Un peu plus loin quatre jeunes partagent une petite table et attendent les curieux. Seul le bénévolat a pu réunir trois adolescents de Gennevilliers et un autre de Neuilly. Tous ont en commun d'avoir créé leur junior association quand ils étaient mineurs.

Sissoko et Boulaye, les fondateurs de « Dans l'Mouv » il y a plus de deux ans, ont mené ce projet humanitaire au Maroc et veulent développer des maraudes et autres projets caritatifs, à Gennevilliers. « On assiste à tous les événements locaux. On se bat contre les clichés. Aujourd'hui, on a une quinzaine de bénévoles et on en cherche de nouveaux », sourit Boulaye.

Autre monde, même envie pour Victor le Neuilléen à la tête de Human, Unite Project*, la seule junior association de sa commune, elle aussi tournée dans le caritatif. « Nous organisons une exposition, dont la recette servira à acheter un robot destiné à aider une personne leucémique », dit-il.

«Impossible de rester serein quand son voisin ne l'est pas»

Les questions d'environnement suscitent aussi l'intérêt des lycéens de Galilée. Le Café Kamu de Clichy, Pik Pik Environnement, Bagneux Environnement ou la Fabrik A, la recyclerie de Gennevilliers, expliquent leurs motivations aux élèves. Les bibelots, pochettes ou le pouf colorés réalisé à partir d'un pneu de scooter par les membres de la Fabrik A attirent immanquablement le regard.

« Honnêtement, je suis venu par curiosité. Le recyclage, tout ça, on en parle beaucoup… », reconnaît Imrane, 16 ans. « Moi, j'ai envie de m'engager mais je ne sais pas comment », ajoute Lilia, 17 ans, qui désigne une camarade un stand plus loin. Elle s'appelle Nour, est élève en terminale et a franchi le pas. Ce mardi, elle est à Galilée comme lycéenne. Elle aurait pu être là en tant que militante associative. Elle est présidente d' Espoir Doré, basée au Luth et aux Grésillons à Gennevilliers.
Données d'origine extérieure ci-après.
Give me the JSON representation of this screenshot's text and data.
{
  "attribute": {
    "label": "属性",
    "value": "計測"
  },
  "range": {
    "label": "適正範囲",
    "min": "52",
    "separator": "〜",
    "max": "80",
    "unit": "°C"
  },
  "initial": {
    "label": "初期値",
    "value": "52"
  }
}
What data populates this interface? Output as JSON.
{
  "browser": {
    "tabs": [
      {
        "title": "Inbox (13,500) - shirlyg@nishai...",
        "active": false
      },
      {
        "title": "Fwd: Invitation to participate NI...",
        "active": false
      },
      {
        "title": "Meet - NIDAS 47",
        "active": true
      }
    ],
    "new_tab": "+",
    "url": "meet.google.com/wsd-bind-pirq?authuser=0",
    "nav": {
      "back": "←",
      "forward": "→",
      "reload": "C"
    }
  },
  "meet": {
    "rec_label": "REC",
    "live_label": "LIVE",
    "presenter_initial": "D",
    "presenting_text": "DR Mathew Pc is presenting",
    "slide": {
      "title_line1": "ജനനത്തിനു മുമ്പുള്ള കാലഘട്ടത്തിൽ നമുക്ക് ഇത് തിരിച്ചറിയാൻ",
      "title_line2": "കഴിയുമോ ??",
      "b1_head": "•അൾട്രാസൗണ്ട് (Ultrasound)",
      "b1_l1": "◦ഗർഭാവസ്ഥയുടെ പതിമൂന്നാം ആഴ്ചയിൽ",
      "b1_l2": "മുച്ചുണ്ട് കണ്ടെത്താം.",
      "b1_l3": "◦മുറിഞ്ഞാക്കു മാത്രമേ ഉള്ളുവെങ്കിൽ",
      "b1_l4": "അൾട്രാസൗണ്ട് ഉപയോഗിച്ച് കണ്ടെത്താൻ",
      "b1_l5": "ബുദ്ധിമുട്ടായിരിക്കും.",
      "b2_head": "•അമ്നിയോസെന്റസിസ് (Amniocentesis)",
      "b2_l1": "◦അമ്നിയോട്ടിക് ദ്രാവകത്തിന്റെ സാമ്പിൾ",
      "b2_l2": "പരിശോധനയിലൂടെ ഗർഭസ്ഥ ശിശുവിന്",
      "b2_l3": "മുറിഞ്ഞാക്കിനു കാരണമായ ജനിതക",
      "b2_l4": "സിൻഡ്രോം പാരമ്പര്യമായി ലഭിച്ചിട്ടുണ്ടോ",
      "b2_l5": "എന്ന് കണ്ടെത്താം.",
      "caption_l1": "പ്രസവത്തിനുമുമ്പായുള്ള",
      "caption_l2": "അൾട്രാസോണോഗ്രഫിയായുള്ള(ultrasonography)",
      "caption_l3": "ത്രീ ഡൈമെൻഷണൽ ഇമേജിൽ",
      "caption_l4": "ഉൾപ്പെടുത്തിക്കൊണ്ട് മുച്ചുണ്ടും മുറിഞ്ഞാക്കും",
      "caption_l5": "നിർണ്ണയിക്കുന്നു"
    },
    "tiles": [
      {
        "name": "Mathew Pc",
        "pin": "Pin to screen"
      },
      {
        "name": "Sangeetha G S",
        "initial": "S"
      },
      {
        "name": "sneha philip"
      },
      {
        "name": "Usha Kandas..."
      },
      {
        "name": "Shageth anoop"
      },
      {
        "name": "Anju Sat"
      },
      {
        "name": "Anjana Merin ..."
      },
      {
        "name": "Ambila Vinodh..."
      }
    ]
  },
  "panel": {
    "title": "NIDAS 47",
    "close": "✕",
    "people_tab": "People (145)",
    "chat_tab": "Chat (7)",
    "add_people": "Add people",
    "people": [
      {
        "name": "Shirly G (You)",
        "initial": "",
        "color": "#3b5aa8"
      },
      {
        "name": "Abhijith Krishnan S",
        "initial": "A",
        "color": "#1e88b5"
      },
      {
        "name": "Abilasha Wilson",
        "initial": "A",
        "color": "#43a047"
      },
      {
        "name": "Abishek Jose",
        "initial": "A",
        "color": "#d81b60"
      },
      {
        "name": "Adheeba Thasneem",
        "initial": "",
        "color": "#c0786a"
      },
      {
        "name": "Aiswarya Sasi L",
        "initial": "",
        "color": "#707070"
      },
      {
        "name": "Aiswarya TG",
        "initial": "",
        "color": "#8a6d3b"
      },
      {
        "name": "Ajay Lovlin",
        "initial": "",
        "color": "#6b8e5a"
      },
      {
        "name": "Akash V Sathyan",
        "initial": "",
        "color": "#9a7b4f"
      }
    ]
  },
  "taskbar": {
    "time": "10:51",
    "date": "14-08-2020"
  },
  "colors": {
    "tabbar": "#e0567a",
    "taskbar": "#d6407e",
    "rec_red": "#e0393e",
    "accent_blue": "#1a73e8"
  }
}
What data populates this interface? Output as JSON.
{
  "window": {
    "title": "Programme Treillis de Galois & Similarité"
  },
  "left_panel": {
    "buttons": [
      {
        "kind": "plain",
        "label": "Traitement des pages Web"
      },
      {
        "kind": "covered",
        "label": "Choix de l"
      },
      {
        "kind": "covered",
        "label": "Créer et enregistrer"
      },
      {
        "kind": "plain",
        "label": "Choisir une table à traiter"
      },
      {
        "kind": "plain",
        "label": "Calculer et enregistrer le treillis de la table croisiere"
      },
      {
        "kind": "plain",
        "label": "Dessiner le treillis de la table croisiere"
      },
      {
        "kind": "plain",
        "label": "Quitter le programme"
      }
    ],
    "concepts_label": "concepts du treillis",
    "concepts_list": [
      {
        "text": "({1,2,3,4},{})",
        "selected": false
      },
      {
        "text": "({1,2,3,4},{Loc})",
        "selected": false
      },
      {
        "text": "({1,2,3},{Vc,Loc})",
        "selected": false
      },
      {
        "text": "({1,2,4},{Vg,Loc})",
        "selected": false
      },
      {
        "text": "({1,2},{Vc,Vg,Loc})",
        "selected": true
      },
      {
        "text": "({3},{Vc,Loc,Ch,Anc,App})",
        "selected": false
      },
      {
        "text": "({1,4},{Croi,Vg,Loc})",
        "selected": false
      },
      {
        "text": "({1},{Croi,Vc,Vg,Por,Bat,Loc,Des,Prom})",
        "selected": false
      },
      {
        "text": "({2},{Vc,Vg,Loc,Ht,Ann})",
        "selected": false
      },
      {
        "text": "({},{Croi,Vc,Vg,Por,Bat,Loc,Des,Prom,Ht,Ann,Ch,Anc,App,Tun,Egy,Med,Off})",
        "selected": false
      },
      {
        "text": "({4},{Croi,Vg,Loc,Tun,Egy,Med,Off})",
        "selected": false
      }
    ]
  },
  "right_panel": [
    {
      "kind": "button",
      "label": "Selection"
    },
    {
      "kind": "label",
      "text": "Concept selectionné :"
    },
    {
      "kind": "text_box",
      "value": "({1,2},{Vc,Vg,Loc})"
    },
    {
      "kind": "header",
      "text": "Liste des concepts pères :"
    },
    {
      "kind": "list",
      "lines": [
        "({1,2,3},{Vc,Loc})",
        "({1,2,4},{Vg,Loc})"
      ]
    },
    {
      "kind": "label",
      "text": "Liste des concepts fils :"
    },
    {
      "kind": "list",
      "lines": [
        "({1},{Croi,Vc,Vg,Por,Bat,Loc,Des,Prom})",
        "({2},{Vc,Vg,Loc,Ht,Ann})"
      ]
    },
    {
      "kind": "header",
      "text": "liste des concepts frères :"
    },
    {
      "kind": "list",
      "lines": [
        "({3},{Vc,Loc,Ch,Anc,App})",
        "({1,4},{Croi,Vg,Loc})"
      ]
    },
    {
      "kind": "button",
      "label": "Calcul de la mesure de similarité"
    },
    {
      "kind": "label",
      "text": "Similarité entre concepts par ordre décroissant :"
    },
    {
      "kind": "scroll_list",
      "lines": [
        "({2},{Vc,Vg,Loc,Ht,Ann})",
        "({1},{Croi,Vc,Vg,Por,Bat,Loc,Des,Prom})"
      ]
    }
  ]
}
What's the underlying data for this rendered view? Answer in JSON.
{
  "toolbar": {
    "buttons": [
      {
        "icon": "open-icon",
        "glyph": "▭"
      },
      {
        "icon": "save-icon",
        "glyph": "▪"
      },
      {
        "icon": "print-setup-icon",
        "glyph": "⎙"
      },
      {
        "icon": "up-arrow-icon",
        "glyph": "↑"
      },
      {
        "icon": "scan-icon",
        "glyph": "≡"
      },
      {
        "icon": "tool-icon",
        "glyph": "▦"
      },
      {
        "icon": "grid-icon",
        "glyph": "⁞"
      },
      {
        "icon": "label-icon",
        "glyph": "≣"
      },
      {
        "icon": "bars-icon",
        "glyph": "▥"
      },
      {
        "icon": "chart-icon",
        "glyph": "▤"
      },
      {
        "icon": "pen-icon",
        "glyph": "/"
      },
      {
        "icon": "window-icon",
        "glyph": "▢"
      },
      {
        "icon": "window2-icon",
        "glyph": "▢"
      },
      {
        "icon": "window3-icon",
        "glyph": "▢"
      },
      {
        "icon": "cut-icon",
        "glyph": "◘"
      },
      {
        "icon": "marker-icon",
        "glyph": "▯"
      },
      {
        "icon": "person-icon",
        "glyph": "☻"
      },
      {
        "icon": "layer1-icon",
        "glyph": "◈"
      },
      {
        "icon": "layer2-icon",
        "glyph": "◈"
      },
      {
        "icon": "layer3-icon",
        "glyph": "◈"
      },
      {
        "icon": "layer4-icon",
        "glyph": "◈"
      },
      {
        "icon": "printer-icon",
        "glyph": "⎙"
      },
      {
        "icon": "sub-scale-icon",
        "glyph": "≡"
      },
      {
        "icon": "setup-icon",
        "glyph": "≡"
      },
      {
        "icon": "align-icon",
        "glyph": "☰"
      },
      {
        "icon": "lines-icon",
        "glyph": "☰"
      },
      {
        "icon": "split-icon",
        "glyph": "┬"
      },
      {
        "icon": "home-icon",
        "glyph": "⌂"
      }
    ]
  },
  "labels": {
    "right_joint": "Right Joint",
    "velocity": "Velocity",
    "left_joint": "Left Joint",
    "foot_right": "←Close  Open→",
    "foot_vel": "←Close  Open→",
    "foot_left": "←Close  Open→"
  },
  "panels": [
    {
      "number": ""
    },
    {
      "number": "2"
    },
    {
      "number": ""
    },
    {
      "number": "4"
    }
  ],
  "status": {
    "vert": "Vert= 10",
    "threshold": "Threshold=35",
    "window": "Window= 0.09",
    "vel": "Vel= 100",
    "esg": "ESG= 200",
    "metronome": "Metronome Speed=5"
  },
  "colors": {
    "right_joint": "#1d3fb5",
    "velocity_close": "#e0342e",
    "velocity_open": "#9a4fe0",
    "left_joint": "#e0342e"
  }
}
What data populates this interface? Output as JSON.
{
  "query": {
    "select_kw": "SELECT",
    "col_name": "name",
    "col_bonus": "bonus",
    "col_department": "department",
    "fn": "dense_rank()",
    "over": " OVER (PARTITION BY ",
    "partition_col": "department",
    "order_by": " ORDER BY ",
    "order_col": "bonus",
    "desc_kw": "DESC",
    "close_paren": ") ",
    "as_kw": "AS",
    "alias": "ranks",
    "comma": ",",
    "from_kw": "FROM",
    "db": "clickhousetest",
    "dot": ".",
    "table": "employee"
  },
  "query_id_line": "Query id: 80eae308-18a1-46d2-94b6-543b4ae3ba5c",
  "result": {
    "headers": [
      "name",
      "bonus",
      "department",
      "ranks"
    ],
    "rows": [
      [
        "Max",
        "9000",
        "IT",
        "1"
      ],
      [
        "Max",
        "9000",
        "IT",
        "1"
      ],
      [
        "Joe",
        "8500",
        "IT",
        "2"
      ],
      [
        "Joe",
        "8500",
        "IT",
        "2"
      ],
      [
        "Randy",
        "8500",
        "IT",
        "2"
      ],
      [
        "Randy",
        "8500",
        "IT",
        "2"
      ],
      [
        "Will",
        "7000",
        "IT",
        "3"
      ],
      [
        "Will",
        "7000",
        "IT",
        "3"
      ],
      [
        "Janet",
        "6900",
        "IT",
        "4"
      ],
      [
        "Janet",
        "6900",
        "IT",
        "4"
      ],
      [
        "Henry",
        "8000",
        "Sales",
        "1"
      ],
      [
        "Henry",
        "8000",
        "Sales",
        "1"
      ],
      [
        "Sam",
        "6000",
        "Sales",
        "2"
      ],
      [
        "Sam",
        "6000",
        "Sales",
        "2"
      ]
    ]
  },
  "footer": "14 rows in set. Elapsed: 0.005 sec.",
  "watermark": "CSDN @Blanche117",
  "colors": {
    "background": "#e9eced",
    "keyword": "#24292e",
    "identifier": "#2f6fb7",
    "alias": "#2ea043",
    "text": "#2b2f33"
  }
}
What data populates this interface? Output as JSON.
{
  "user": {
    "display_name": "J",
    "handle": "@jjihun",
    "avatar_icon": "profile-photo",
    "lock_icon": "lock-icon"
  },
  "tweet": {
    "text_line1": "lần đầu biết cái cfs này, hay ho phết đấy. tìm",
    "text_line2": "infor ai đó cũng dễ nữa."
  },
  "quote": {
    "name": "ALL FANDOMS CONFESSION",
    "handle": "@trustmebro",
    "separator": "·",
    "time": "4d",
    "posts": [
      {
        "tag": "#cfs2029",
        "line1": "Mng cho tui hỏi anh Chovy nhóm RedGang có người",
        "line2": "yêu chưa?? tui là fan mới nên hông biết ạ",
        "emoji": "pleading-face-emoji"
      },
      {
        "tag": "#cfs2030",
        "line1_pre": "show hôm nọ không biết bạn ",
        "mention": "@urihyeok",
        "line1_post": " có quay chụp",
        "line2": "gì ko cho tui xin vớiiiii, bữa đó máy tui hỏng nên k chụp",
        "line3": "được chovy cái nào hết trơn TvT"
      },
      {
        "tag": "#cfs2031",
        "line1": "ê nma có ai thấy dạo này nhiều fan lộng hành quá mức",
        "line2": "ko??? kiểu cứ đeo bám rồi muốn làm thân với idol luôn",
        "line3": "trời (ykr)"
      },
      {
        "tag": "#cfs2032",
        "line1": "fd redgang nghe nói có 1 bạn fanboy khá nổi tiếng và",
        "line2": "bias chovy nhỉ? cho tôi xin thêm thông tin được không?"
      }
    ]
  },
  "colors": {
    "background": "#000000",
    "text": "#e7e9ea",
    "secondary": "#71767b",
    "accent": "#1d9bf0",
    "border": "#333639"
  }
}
Maraudes, visites chez les personnes isolées, aide alimentaire, collectes pour les Ehpad et les hôpitaux : la jeune fille et son équipe de bénévoles fourmillent d'idées. « La pauvreté dans la rue me fait mal, confie Nour, véritable concentré d'énergie caritative. Je ne pouvais pas rester les bras croisés. C'est impossible de rester serein quand son voisin ne l'est pas. »

* Exposition visible du 2 au 4 octobre 2020, à la galerie Cécilia F., 4, rue des Guillemites, Paris (4e).